Drew got lots of much needed things. And, we even got a few gift cards to go out and get some things we didn't receive. He got lots of clothes and sleepers from Aunt Jackie and Lisa, a super cute (and very "Metro") diaper bag filled with goodies from our friend Ashley (who is due with her own baby a few weeks after us), lots of bath towels and wash cloths, blankets and some rattles from Aunt Jenny. Grandma and Grandpa Jackson got him a HUGE (seriously, it is something that covers Bo) frog blanket and the same mold for our hands like they got for the girls. Anne got Drew a new feeding seat since ours is so old and needed replaced. Meggan and Michelle got him some extra soft and cuddly blankets and some baby supplies (Mylicon, Diaper Rash cream, Baby Orajel) stuffed in a cute blue and white striped canvas bin. Drew got a shopping cart liner, formula and some bottles from Aunt Jackie as well.

In all the hub-bub of the afternoon, no one remembered to take pictures. But, we did get a picture of the cake (which I need from Jackie's camera) and we did set up all our stuff in front of the fireplace to take a picture of it for his scrapbook.

Thanks to all my friends and family for making it such a special afternoon for Drew...and for me too!!! I had a blast celebrating this baby boy!!!

Sunday, February 1, 2009

35 weeks and a Dr.
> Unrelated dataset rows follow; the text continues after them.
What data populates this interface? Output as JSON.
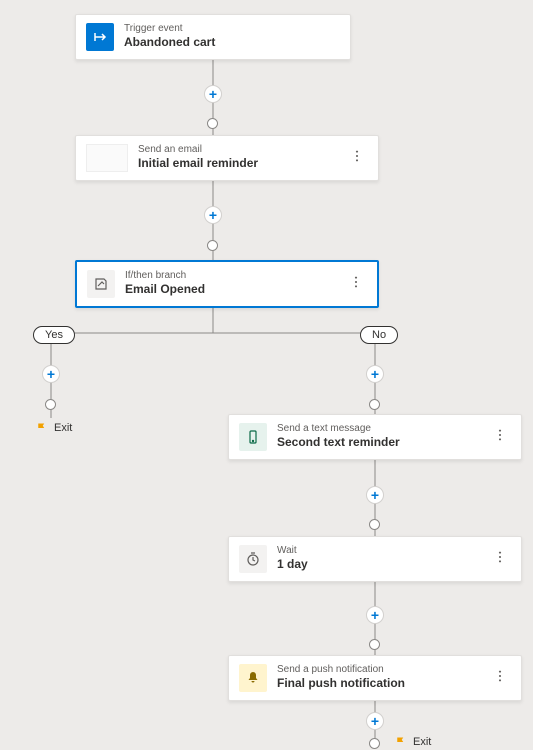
{
  "trigger": {
    "sub": "Trigger event",
    "main": "Abandoned cart"
  },
  "email": {
    "sub": "Send an email",
    "main": "Initial email reminder"
  },
  "branch": {
    "sub": "If/then branch",
    "main": "Email Opened",
    "yes": "Yes",
    "no": "No"
  },
  "sms": {
    "sub": "Send a text message",
    "main": "Second text reminder"
  },
  "wait": {
    "sub": "Wait",
    "main": "1 day"
  },
  "push": {
    "sub": "Send a push notification",
    "main": "Final push notification"
  },
  "exit": "Exit"
}
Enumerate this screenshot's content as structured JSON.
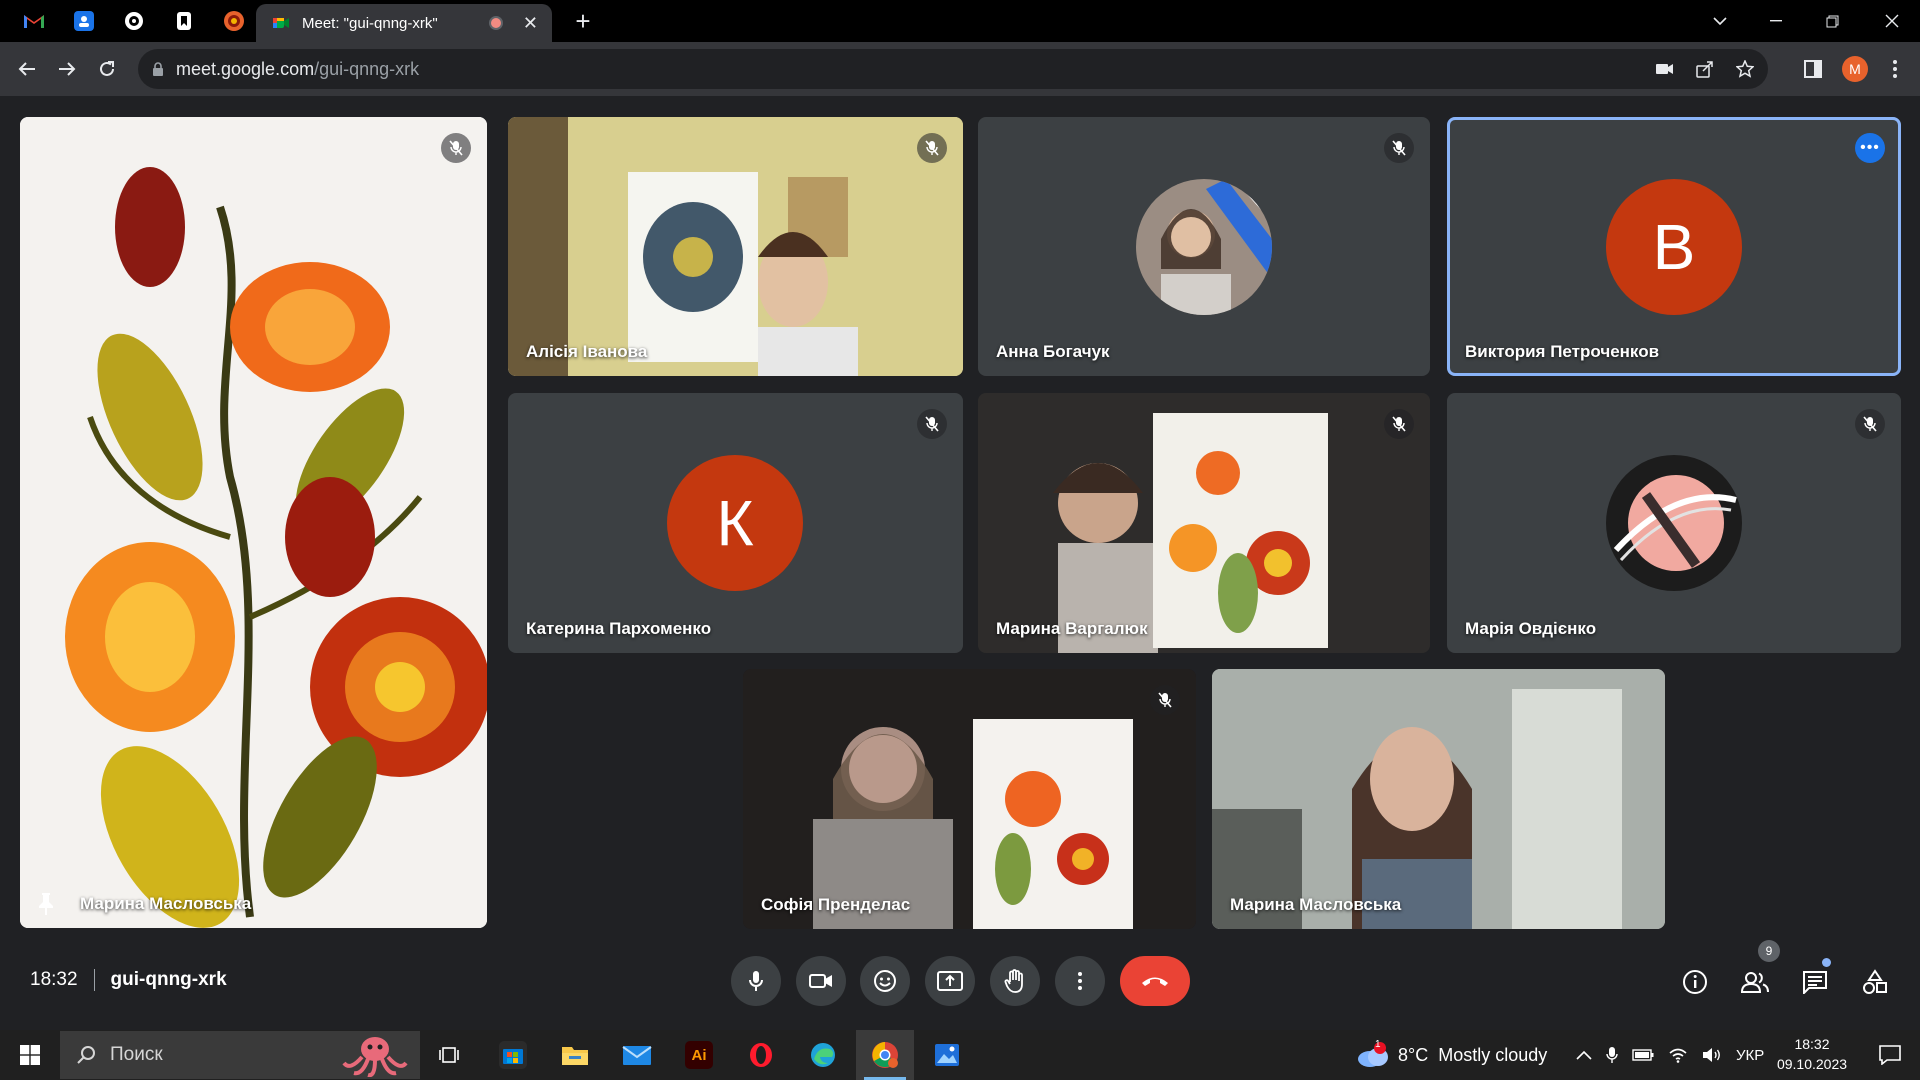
{
  "browser": {
    "active_tab_title": "Meet: \"gui-qnng-xrk\"",
    "url_host": "meet.google.com",
    "url_path": "/gui-qnng-xrk",
    "profile_initial": "M",
    "pinned_tabs": [
      "gmail-icon",
      "contacts-icon",
      "app-icon",
      "bookmark-app-icon",
      "flower-app-icon"
    ]
  },
  "meet": {
    "tiles": [
      {
        "name": "Марина Масловська",
        "kind": "video",
        "pinned": true,
        "muted": true
      },
      {
        "name": "Алісія Іванова",
        "kind": "video",
        "muted": true
      },
      {
        "name": "Анна Богачук",
        "kind": "photo-avatar",
        "muted": true
      },
      {
        "name": "Виктория Петроченков",
        "kind": "letter-avatar",
        "letter": "В",
        "color": "#c4380f",
        "speaking": true
      },
      {
        "name": "Катерина Пархоменко",
        "kind": "letter-avatar",
        "letter": "К",
        "color": "#c4380f",
        "muted": true
      },
      {
        "name": "Марина Варгалюк",
        "kind": "video",
        "muted": true
      },
      {
        "name": "Марія Овдієнко",
        "kind": "photo-avatar",
        "muted": true
      },
      {
        "name": "Софія Пренделас",
        "kind": "video",
        "muted": true
      },
      {
        "name": "Марина Масловська",
        "kind": "video",
        "muted": false
      }
    ],
    "time": "18:32",
    "meeting_code": "gui-qnng-xrk",
    "participants_count": "9"
  },
  "taskbar": {
    "search_placeholder": "Поиск",
    "weather_temp": "8°C",
    "weather_desc": "Mostly cloudy",
    "weather_alert": "1",
    "language": "УКР",
    "clock_time": "18:32",
    "clock_date": "09.10.2023"
  },
  "colors": {
    "accent_blue": "#8ab4f8",
    "hangup_red": "#ea4335",
    "avatar_orange": "#c4380f"
  }
}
Appointment

This week the baby has grown to 18 inches long and weighs about 5 1/4 pounds. That's almost as big as Ally at her birth. He has very little room to move around right now, but continues to jab and kick just as much as ever. Although he is head down, he gets uncomfortable "laying" on the same side and I can feel him do a complete roll every once in awhile. His kidneys are fully developed and his liver is starting to process waste products. His basic physical development is now complete and he will simply lay down fat over the next few weeks.

At the appointment, we are getting down to it. There is a light at the end of the tunnel...for me and the doctors. Only a few more appointments that I go to weekly now. This week was a good visit. I had only gained 1 pound in 2 weeks after much "larger" gains the past 2 visits. The heartbeat was steady in the 140's and I was measuring right on target. Next week we go for the same song and dance, but they will also do the Strep B test to make sure I don't have any infections to pass on to the baby. I have never tested positive for that, but I guess it's something they test for each baby. The baby is sitting very low and I can feel him with each step, it seems. I'm guessing for a quick delivery at this point!!